A drug user who raped and murdered a pensioner during a burglary at her home has been jailed for life with a minimum term of 32 years.
Craig Keogh, 26, was convicted on Monday of killing 72-year-old Jane Hings after a trial heard he twice raped the pensioner before smothering her with a pillow at her bungalow in Fleckney, near Leicester.
The former factory worker and carpet fitter, who has 12 previous convictions for 26 offences, including burgling his parents' home, was found guilty of murder, burglary and two counts of rape.
Passing sentence at Birmingham Crown Court on Tuesday, Mr Justice Jeremy Baker told Keogh he had shown no remorse and had acted in a "callous" way after the killing last September.

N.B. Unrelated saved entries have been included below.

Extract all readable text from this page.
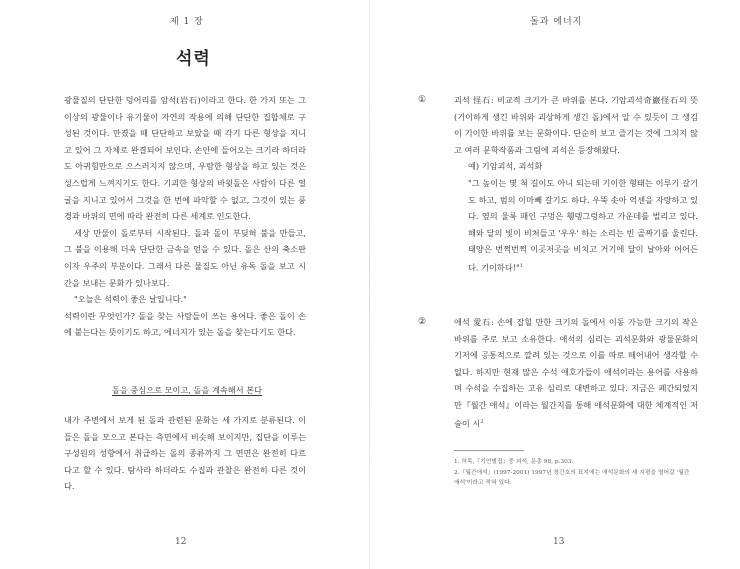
제 1 장
석력

광물질의 단단한 덩어리를 암석(岩石)이라고 한다. 한 가지 또는 그 이상의 광물이나 유기물이 자연의 작용에 의해 단단한 집합체로 구성된 것이다. 만졌을 때 단단하고 보았을 때 각기 다른 형상을 지니고 있어 그 자체로 완결되어 보인다. 손안에 들어오는 크기라 하더라도 아귀힘만으로 으스러지지 않으며, 우람한 형상을 하고 있는 것은 성스럽게 느껴지기도 한다. 기괴한 형상의 바윗돌은 사람이 다른 얼굴을 지니고 있어서 그것을 한 번에 파악할 수 없고, 그것이 있는 풍경과 바위의 면에 따라 완전히 다른 세계로 인도한다.

세상 만물이 돌로부터 시작된다. 돌과 돌이 부딪혀 불을 만들고, 그 불을 이용해 더욱 단단한 금속을 얻을 수 있다. 돌은 산의 축소판이자 우주의 부분이다. 그래서 다른 물질도 아닌 유독 돌을 보고 시간을 보내는 문화가 있나보다.

"오늘은 석력이 좋은 날입니다."

석력이란 무엇인가? 돌을 찾는 사람들이 쓰는 용어다. 좋은 돌이 손에 붙는다는 뜻이기도 하고, 에너지가 있는 돌을 찾는다기도 한다.

돌을 중심으로 모이고, 돌을 계속해서 본다

내가 주변에서 보게 된 돌과 관련된 문화는 세 가지로 분류된다. 이들은 돌을 모으고 본다는 측면에서 비슷해 보이지만, 집단을 이루는 구성원의 성향에서 취급하는 돌의 종류까지 그 면면은 완전히 다르다고 할 수 있다. 탐사라 하더라도 수집과 관찰은 완전히 다른 것이다.

12
돌과 에너지
①	괴석 怪石: 비교적 크기가 큰 바위를 본다. 기암괴석奇巖怪石의 뜻(기이하게 생긴 바위와 괴상하게 생긴 돌)에서 알 수 있듯이 그 생김이 기이한 바위를 보는 문화이다. 단순히 보고 즐기는 것에 그치지 않고 여러 문학작품과 그림에 괴석은 등장해왔다.

예) 기암괴석, 괴석화

"그 높이는 몇 척 길이도 아니 되는데 기이한 형태는 이루기 갈기도 하고, 범의 이마빼 갈기도 하다. 우뚝 솟아 억센을 자랑하고 있다. 옆의 울룩 패인 구멍은 휑뎅그렁하고 가운데를 벌리고 있다. 해와 달의 빛이 비쳐들고 '우우' 하는 소리는 빈 골짜기를 울린다. 태양은 번쩍번쩍 이곳저곳을 비치고 거기에 달이 날아와 어어든다. 기이하다!"$^1$

②	애석 愛石: 손에 잡힐 만한 크기의 돌에서 이동 가능한 크기의 작은 바위를 주로 보고 소유한다. 애석의 심리는 괴석문화와 광물문화의 기저에 공통적으로 깔려 있는 것으로 이를 따로 떼어내어 생각할 수 없다. 하지만 현재 많은 수석 애호가들이 애석이라는 용어를 사용하며 수석을 수집하는 고유 심리로 대변하고 있다. 지금은 폐간되었지만『월간 애석』이라는 월간지를 통해 애석문화에 대한 체계적인 저술이 시$^2$

1. 허목,『기언별집』중 괴석, 문총 98, p.303.

2.『월간애석』(1997-2001) 1997년 창간호의 표지에는 애석문화의 세 지평을 열어갈 '월간애석'이라고 적혀 있다.

13
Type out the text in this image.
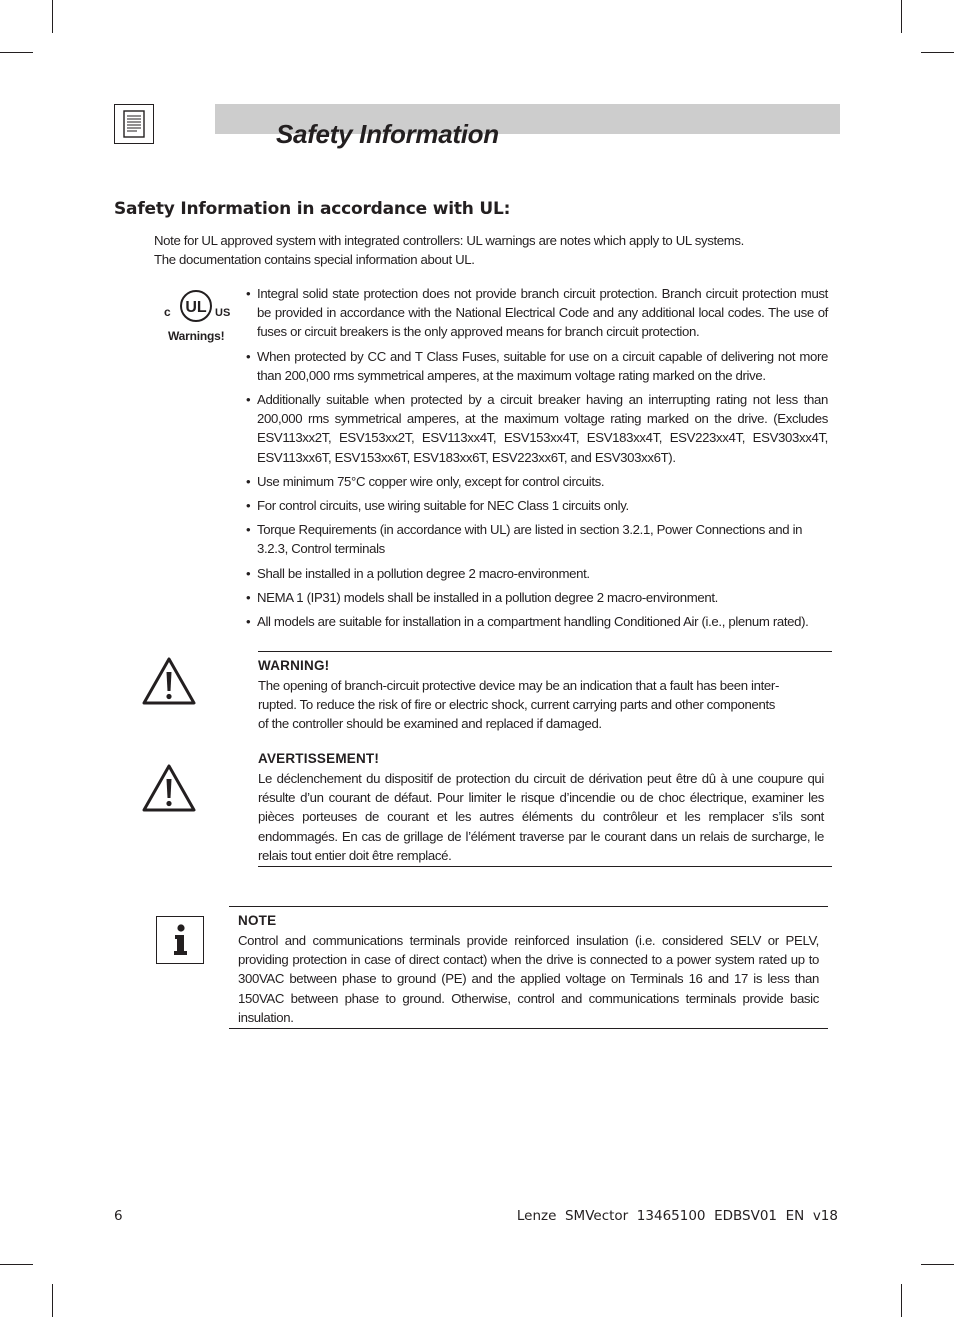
Safety Information
Safety Information in accordance with UL:
Note for UL approved system with integrated controllers: UL warnings are notes which apply to UL systems.
The documentation contains special information about UL.
UL
c	US
Warnings!
• Integral solid state protection does not provide branch circuit protection. Branch circuit protection must be provided in accordance with the National Electrical Code and any additional local codes. The use of fuses or circuit breakers is the only approved means for branch circuit protection.
• When protected by CC and T Class Fuses, suitable for use on a circuit capable of delivering not more than 200,000 rms symmetrical amperes, at the maximum voltage rating marked on the drive.
• Additionally suitable when protected by a circuit breaker having an interrupting rating not less than 200,000 rms symmetrical amperes, at the maximum voltage rating marked on the drive. (Excludes ESV113xx2T, ESV153xx2T, ESV113xx4T, ESV153xx4T, ESV183xx4T, ESV223xx4T, ESV303xx4T, ESV113xx6T, ESV153xx6T, ESV183xx6T, ESV223xx6T, and ESV303xx6T).
• Use minimum 75°C copper wire only, except for control circuits.
• For control circuits, use wiring suitable for NEC Class 1 circuits only.
• Torque Requirements (in accordance with UL) are listed in section 3.2.1, Power Connections and in 3.2.3, Control terminals
• Shall be installed in a pollution degree 2 macro-environment.
• NEMA 1 (IP31) models shall be installed in a pollution degree 2 macro-environment.
• All models are suitable for installation in a compartment handling Conditioned Air (i.e., plenum rated).
WARNING!
The opening of branch-circuit protective device may be an indication that a fault has been inter-
rupted. To reduce the risk of fire or electric shock, current carrying parts and other components
of the controller should be examined and replaced if damaged.
AVERTISSEMENT!
Le déclenchement du dispositif de protection du circuit de dérivation peut être dû à une coupure qui résulte d’un courant de défaut. Pour limiter le risque d’incendie ou de choc électrique, examiner les pièces porteuses de courant et les autres éléments du contrôleur et les remplacer s’ils sont endommagés. En cas de grillage de l’élément traverse par le courant dans un relais de surcharge, le relais tout entier doit être remplacé.
NOTE
Control and communications terminals provide reinforced insulation (i.e. considered SELV or PELV, providing protection in case of direct contact) when the drive is connected to a power system rated up to 300VAC between phase to ground (PE) and the applied voltage on Terminals 16 and 17 is less than 150VAC between phase to ground. Otherwise, control and communications terminals provide basic insulation.
6	Lenze  SMVector  13465100  EDBSV01  EN  v18
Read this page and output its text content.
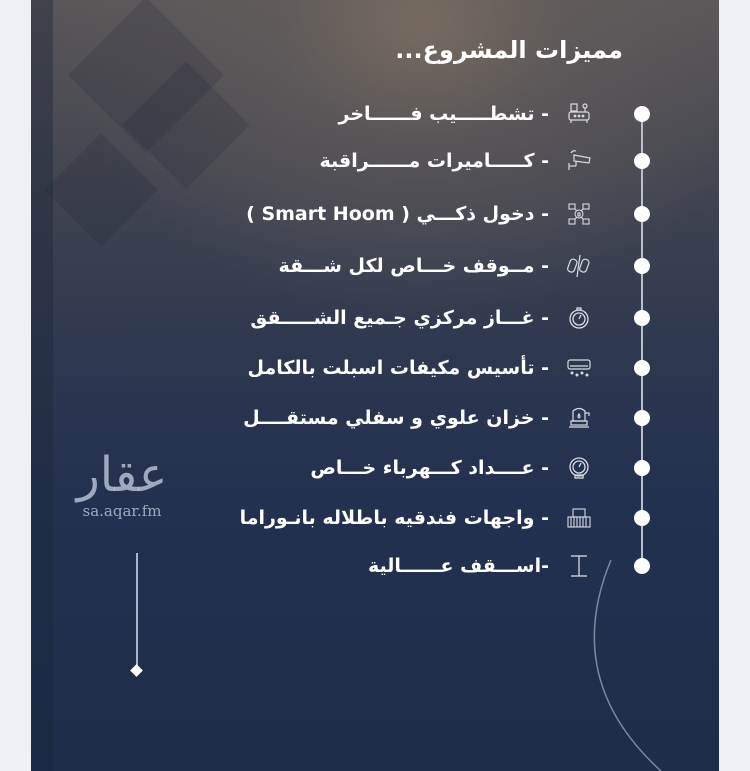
مميزات المشروع...
- تشطـــــيب فــــــاخر
- كـــــاميرات مــــــراقبة
- دخول ذكـــي ( Smart Hoom )
- مــوقف خـــاص لكل شـــقة
- غـــاز مركزي جـميع الشـــــقق
- تأسيس مكيفات اسبلت بالكامل
- خزان علوي و سفلي مستقــــل
- عــــداد كـــهرباء خـــاص
- واجهات فندقيه باطلاله بانـوراما
-اســـقف عــــــالية
عقار
sa.aqar.fm
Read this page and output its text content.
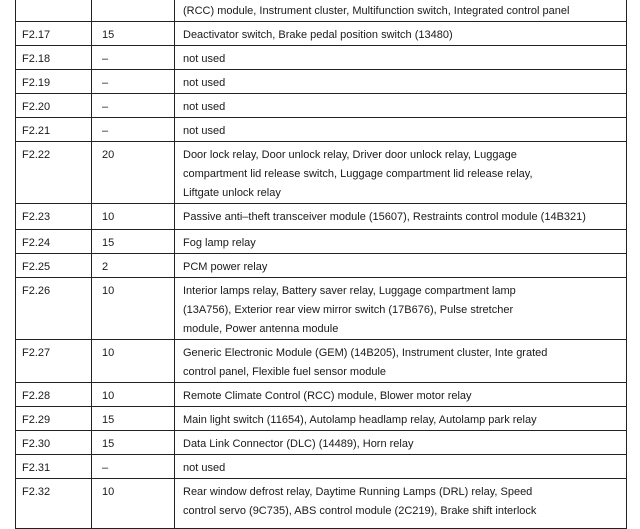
		(RCC) module, Instrument cluster, Multifunction switch, Integrated control panel

F2.17	15	Deactivator switch, Brake pedal position switch (13480)

F2.18	–	not used

F2.19	–	not used

F2.20	–	not used

F2.21	–	not used

F2.22	20	Door lock relay, Door unlock relay, Driver door unlock relay, Luggage
compartment lid release switch, Luggage compartment lid release relay,
Liftgate unlock relay

F2.23	10	Passive anti–theft transceiver module (15607), Restraints control module (14B321)

F2.24	15	Fog lamp relay

F2.25	2	PCM power relay

F2.26	10	Interior lamps relay, Battery saver relay, Luggage compartment lamp
(13A756), Exterior rear view mirror switch (17B676), Pulse stretcher
module, Power antenna module

F2.27	10	Generic Electronic Module (GEM) (14B205), Instrument cluster, Inte grated
control panel, Flexible fuel sensor module

F2.28	10	Remote Climate Control (RCC) module, Blower motor relay

F2.29	15	Main light switch (11654), Autolamp headlamp relay, Autolamp park relay

F2.30	15	Data Link Connector (DLC) (14489), Horn relay

F2.31	–	not used

F2.32	10	Rear window defrost relay, Daytime Running Lamps (DRL) relay, Speed
control servo (9C735), ABS control module (2C219), Brake shift interlock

The judge told Keogh: "In addition to making an untidy search for the purpose of theft, you brutally raped Jane Hings and caused significant bruising, before smothering her with one of her own pillows.
"At some point you not only removed her wedding and engagement rings but you ripped the crucifix from around her neck.
"I am satisfied that the reason why you decided to kill Jane Hings was to prevent her from being able to identify you as the person responsible for having burgled her home and raped her.
"Bearing in mind what you had done, your conduct the next day (in selling the victim's jewellery and buying drinks for friends) was callous in the extreme."
Nine of the 12 jurors who convicted Keogh returned to court to see him sentenced for the killing, committed in the early hours of September 24.
Keogh, of no fixed address, told police that his victim was alive when he left her home, having paid him to take part in consensual sex.
Police inquiries established that a handbag, a purse and cash had also been taken by Keogh, who was said by witnesses to have been "happy and bubbly" in the days following the killing.
Rejecting Keogh's account to police, the judge said Mrs Hings had only been released from a nursing home in mid-June following a fall in which she suffered rib fractures.
"As a result her mobility had been adversely affected and she was provided with carers who visited her twice a day - she was undoubtedly a vulnerable person," the judge said.
Keogh, who had been taking cocaine, was linked to the crime scene by DNA evidence after leaving behind a baseball cap and a tongue bar at Mrs Hings' home.
Commenting after the trial, Detective Chief Inspector David Swift-Rollinson, who led the murder investigation, said: "I cannot imagine the terror and pain that Jane suffered that night at the hands of Keogh.
"She was a vulnerable, fragile lady whom I'm afraid would have suffered greatly during the sustained attack."